Encounters by the wayside

October 14, 2019 1 Comments

Since I would dissolve into a blubbering mess of rage and tears if I wrote about politics this week I will turn to one of the more distracting things I can think of.

I used to have a file folder named Found by the Wayside. I’d stash odds and ends in it, images I captured while doing what I like best: being a flâneuse with camera in hand. It now has an additional section: pictures of random encounters when being out and about in the world. Emphasis on random: the stories stored here are not about people I set out to interview or to photograph. I just happened to meet them while doing something else.

Sand Hill Cranes

Here is a good example. Last Friday, while trying to glimpse the first flocks of migrating birds on Sauvie Island to distract myself, among other things, from the Yom Kippur murders by a Neo-Nazi in Germany and the war and betrayal brought onto the Kurds, I chanced upon a man and his friendly companion who were painting the landscape at the end of a dirt road.

I don’t even know how the casual conversation of “Lovely day, seen any interesting birds?” morphed into an (hour-long) window into hearing about someone’s unusual life. A Vietnam Veteran, Dan Florea, by his own reports, shares his time between Israel, Equador and The Pacific NW, with plenty of travel with kayaks thrown in. In Israel he used to be a guardian of the border to Syria at night and paint during the day. iPhone documentation of the service gun was promptly produced; it has, now that he is in his seventies, been retrieved by the Israeli authorities.
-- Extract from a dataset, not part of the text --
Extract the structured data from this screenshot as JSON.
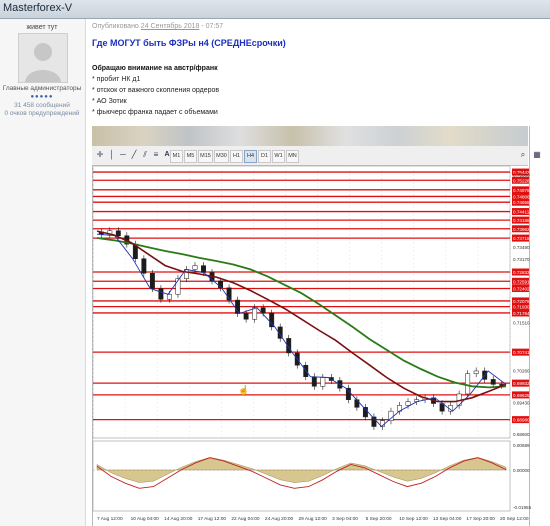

He wants to be buried with a view of the Columbia Gorge cliffs across from The Dalles because they remind him of the Golan Heights.

In Equador he teaches art. iPhone again, with colorful representations of flower market paintings, then scrolling to his portrait of a Portland Rabbi who looked like Ariel Stone to me, then scrolling to a photograph of his daughter in DC standing next to, I gather, someone who could be Madeline Albright.

He is the head of an art school that is tuition free, covers multiple disciplines and locations, and claims to be the first of its kind: an international pop-up art school. Teachers are volunteers who must have been successful as artists not teachers. I guess anyone can sign up to be a student. I cannot vouch for the quality of the education, but I guarantee it entails hearing a lot of colorful stories.

*

Maybe not an international one, but we certainly do have another pop-up, free art school in PDX, the home school. Founded by Victoria Anne Reis and manuel arturo abreu it is now in its 4th year, with the artists currently in residence at the Yale Union. An interview in Willamette Week last year made it clear that these artists have a goal of subverting the traditional art market – a lofty goal when you consider the grant support they receive from RACC, YU, a Precipice Fund grant, funds from the Calligram Foundation / Allie Furlotti, the Andy Warhol Foundation for the Visual Arts and a Rhizome Net Art Microgrant. They describe themselves: “We provide welcoming contexts for critical engagement with contemporary art and its issues with a curriculum featuring artist talks, exhibitions, monthly classes, poetry readings, and more.”

Mt. St Helen was visible
So was Mt. Adams
And barely detectable Mt. Hood

There are clearly sources of access to art that are outside the familiar institutions of Pdx’s art scene. Last year Chuck Dillard, who is both assistant professor of collaborative piano and opera program music director at Portland State University, founded the Queer Opera Experience, a way to give queer students an inclusive platform to perform. It strives to rewrite antiquated, heterosexual, man-dominant narratives in ways that include diverse queer experiences.  

The cranes coming in

Then there is Confrontation Theatre, a company that produces plays by and about the African diaspora. As you can see in the link, last season’s production line-up was impressive. I could not quite figure out what they are doing this fall.

The pelicans moving out
The geese never left

In any case, here I was, thinking about all the art offerings available in town if you dig a little deeper beyond mainstream. A reprieve from thinking about the state of our world. Against a background chorus of honking geese and trilling sand hill cranes who filled the skies, I felt ok for a little while.

Music today by Bob Marley whose album Confrontation gave rise to the name for the Theatre Company…

October 11, 2019

friderikeheuer@gmail.com

1 Comment

  1. Reply

    Sara Lee

    October 14, 2019

    “Rage and tears,” in large quantities, sounds about right…. Alas!

    Loved the photos, especially of Mt. St. Helen and Mt. Adams.